RA: What are important topics for future consideration in the realm of pain management?
Dr Cohen: As [a member] of the NIH Task Force on pain, I would say that one of the things that’s important to show is that an interdisciplinary model and a multimodal approach are effective and cost-effective, as they certainly are expensive.
As the number and price of injections and the use of biological therapies continue to soar, we need more research on cost and comparative-effectiveness. It is widely acknowledged that interdisciplinary pain treatment is more effective than treatment by a single specialty, but this needs to be employed judiciously, and continued treatment should be based on the patient’s response rather than standardized recommendations such as a series of 3 injections, for example.
At some point, there will be individualized care based on pharmacogenomics and phenotyping which should improve care and resource utilization.
Specialties that can become board-certified in pain medicine now include radiology, anesthesiology, physical medicine and rehabilitation, psychiatry, and neurology, but there are many doctors who have trained in internal medicine as well.
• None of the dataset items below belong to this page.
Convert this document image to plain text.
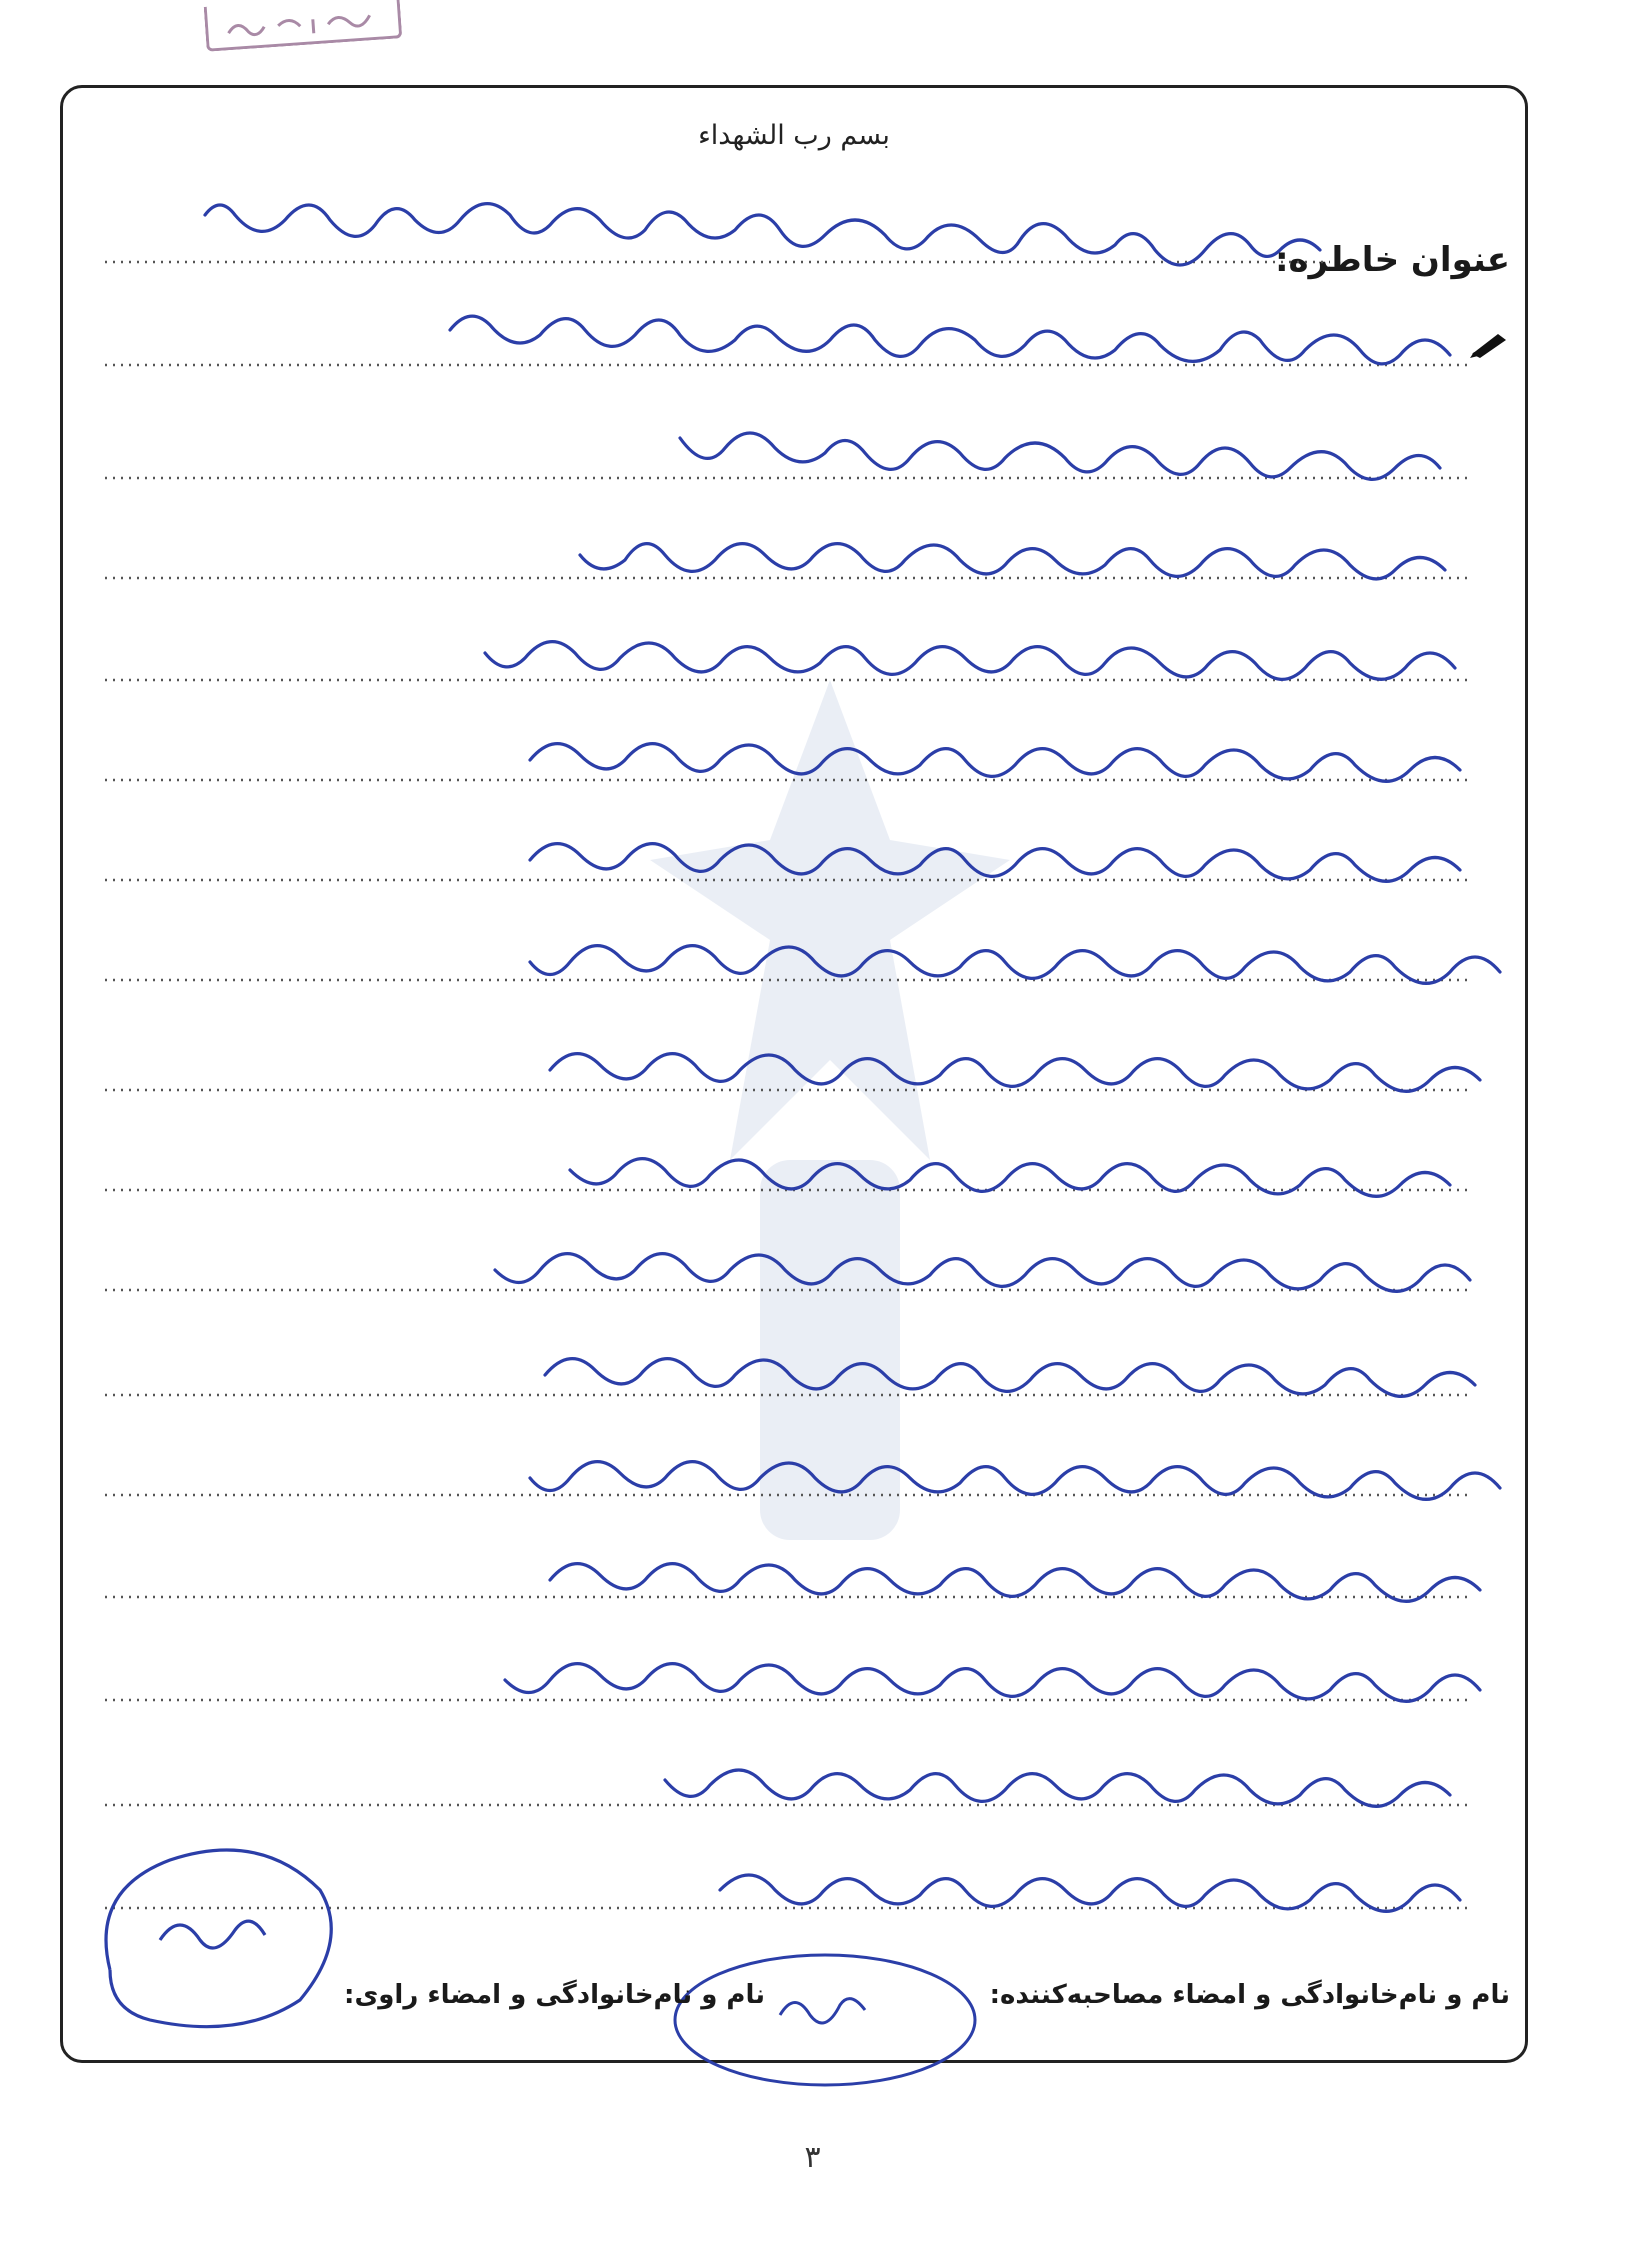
بسم رب الشهداء
عنوان خاطره:
نام و نام‌خانوادگی و امضاء مصاحبه‌کننده:
نام و نام‌خانوادگی و امضاء راوی:
۳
Pain medicine cuts across specialties, and as such it is important to recognize that each of the specialties has something unique to offer.
Summary and Clinical Applicability
Good control of disease activity is often insufficient to resolve pain in patients with rheumatic disease. Referral to a pain specialist may be indicated when patients are unresponsive to conservative or conventional treatments.
Dr Cohen discloses being a former advisory board member for Halyard, a manufacturer of radiofrequency ablation products.
- American College of Rheumatology Pain Management Task Force. Report of the American College of Rheumatology Pain Management Task Force. Arthritis Care Res (Hobolen). 2010; doi: 10.1002/acr.20005.
- National pain strategy: a comprehensive population health level strategy for pain. The Interagency Pain Research Coordinating Committee (IPRCC). Available at: from https://iprcc.nih.gov/docs/DraftHHSNationalPainStrategy.pdf. Accessed August 16, 2016.
- Darnall BD, Scheman J, Davin S, et al. Pain psychology: a global needs assessment and national call to action. Pain Med. 2016; 17(2): 250–263.